Autor: Cristiandad.org | Fuente: Catholic.net Cisne, Santísima Virgen del
Se venera con fervor en Ecuador, cerca del pueblo de Loja, hecha a semejanza de la Virgen de Guadalupe de Cáceres, España.
Cisne, Santísima Virgen del
Desde el año 1550, se venera con fervor en Ecuador,
cerca del pueblo de Loja, la milagrosa imagen de Nuestra
Señora del Cisne hecha a semejanza de la Virgen de
Guadalupe de Cáceres, España.
Uno de los santuarios más conocidos, más
venerados y concurridos del Ecuador es indudablemente el de la
Santísima Virgen del Cisne, ubicado a 2,460 metros de altura
en las áridas montañas de la provincia de Loja, a
unos 75 Km. de esta ciudad. La fundación de la
aldea del Cisne se remonta al año 1550.
El Cisne
corresponde hoy al nombre de un pueblo. Algunos indios del
pueblito del Cisne viajaron a Quito (distante unos 8OO kilómetros)
para adquirir una imagen de la Santísima Virgen de Guadalupe,
venerada en el santuario quiteño de Guápulo.
No se trata
de la famosa Virgen de Ciudad de México, sino más
bien de una Virgen venerada en un santuario español de
la provincia de Cáceres.
Con esta reproducción de la venerada
imagen de Guápulo, los indios devotos regresaron al Cisne y
la colocaron en una choza, comenzando así un culto fervoroso
de amor y piedad que se extendería a lo largo
de cuatro siglos.
En 1594, después de la colocación de
la estatua de la Virgen, la zona del Cisne sufrió
una tremenda sequía que destruyó los sembrados, dejando a los
pobres moradores víctimas del hambre. Don Diego Zorrilla, auditor de
la Real Audiencia de Quito, mandó que todos los moradores
de la zona se trasladaran a la aldea de Chucumpamba.

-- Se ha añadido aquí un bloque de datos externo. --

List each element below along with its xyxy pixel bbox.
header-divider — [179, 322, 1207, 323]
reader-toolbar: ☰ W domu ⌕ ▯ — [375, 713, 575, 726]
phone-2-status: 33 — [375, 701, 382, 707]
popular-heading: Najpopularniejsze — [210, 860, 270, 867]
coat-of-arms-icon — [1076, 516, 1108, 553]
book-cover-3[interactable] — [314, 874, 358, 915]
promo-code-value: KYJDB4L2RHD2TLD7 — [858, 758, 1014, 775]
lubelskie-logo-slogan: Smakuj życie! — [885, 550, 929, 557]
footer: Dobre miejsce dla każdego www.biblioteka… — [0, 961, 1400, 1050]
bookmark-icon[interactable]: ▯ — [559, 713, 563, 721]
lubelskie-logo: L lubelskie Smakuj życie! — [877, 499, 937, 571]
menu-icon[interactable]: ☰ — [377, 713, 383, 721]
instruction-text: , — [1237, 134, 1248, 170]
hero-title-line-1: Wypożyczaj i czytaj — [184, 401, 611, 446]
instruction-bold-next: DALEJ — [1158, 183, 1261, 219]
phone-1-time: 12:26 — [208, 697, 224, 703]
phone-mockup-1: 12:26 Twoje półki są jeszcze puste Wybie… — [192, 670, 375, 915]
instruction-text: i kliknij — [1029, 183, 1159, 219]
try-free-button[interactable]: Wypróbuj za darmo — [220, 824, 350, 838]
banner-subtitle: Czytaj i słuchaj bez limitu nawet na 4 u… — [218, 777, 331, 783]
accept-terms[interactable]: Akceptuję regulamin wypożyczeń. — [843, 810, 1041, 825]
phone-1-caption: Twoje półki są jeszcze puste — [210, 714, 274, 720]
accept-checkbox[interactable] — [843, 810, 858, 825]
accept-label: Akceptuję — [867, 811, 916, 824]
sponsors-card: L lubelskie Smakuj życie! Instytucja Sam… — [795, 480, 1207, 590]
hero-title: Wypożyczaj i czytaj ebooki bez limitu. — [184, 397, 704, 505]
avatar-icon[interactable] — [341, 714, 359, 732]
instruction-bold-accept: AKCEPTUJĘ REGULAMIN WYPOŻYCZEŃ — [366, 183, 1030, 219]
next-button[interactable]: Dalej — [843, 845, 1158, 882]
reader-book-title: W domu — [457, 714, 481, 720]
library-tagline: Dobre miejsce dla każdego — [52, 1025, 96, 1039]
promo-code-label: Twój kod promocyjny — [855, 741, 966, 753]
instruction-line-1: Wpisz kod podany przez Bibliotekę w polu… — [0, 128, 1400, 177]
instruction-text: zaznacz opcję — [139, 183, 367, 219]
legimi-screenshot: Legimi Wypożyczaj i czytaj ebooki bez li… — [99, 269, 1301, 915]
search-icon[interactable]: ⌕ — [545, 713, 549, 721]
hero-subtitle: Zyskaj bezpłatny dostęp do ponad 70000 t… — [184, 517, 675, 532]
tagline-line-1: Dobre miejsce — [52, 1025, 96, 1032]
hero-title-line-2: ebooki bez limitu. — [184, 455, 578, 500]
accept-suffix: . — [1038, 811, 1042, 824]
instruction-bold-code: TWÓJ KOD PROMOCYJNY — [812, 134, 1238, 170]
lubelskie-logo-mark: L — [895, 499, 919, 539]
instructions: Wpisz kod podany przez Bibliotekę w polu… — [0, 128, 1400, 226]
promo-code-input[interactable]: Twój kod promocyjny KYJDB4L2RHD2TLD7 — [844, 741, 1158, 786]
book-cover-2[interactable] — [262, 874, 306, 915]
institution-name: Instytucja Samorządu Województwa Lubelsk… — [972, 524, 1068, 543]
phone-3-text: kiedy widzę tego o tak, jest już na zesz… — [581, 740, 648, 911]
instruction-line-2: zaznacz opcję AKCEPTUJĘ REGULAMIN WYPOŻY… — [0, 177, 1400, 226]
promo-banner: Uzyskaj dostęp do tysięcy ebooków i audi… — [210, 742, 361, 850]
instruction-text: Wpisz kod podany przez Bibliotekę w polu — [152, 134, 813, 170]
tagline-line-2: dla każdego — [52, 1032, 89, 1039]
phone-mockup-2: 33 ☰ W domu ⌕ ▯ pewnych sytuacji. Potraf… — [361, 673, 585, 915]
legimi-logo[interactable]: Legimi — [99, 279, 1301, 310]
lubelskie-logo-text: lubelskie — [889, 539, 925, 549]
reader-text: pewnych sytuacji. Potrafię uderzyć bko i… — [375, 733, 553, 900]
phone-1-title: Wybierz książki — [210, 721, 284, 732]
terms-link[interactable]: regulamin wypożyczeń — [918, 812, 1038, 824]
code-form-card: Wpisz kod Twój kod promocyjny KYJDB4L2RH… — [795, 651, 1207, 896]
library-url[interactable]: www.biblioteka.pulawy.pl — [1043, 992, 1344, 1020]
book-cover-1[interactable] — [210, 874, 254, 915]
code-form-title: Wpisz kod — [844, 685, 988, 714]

Los indios obedecieron, pero llevaron consigo la venerada imagen de
la Virgen.
No apenas se establecieron en ese pueblo, se
desencadenó en el cielo un tremendo huracán que desarraigó árboles,
destejó habitaciones y destruyó los sembrados.
Aterrorizados por la inesperada
calamidad, los indios decidieron volver a su pueblo antiguo, pero
las autoridades civiles les obligaron a respetar los órdenes a
la fuerza mandando quemar sus habitaciones.
Finalmente los indios volvieron
a su aldea y las autoridades reconocieron que Dios no
permitía que el Cisne quedara despoblado y que la imagen
de la Virgen fuera trasladada a otro sitio.
Los indios
prometieron no abandonar más su tierra y construir un pequeño
santuario en honor de la Santísma Virgen, como signo de
agradecimiento por la protección recibida.
La ciudad de Loja se
puso bajo la protección de la Virgen organizando numerosas romerías.
El primer santuario, construido en 1594, fue sustituido con otros.
La actual basílica monumental, milagro de la fe y de
generosidad de los devotos y fruto del genio y sacrificios
de los Padres oblatos de los Sagrados Corazones, fundados por
el Padre Matovelle, fue inaugurado en 1934.
En la cripta
del santuario se puede visitar un interesante museo con preciosos
recuerdos de las iglesias precedentes.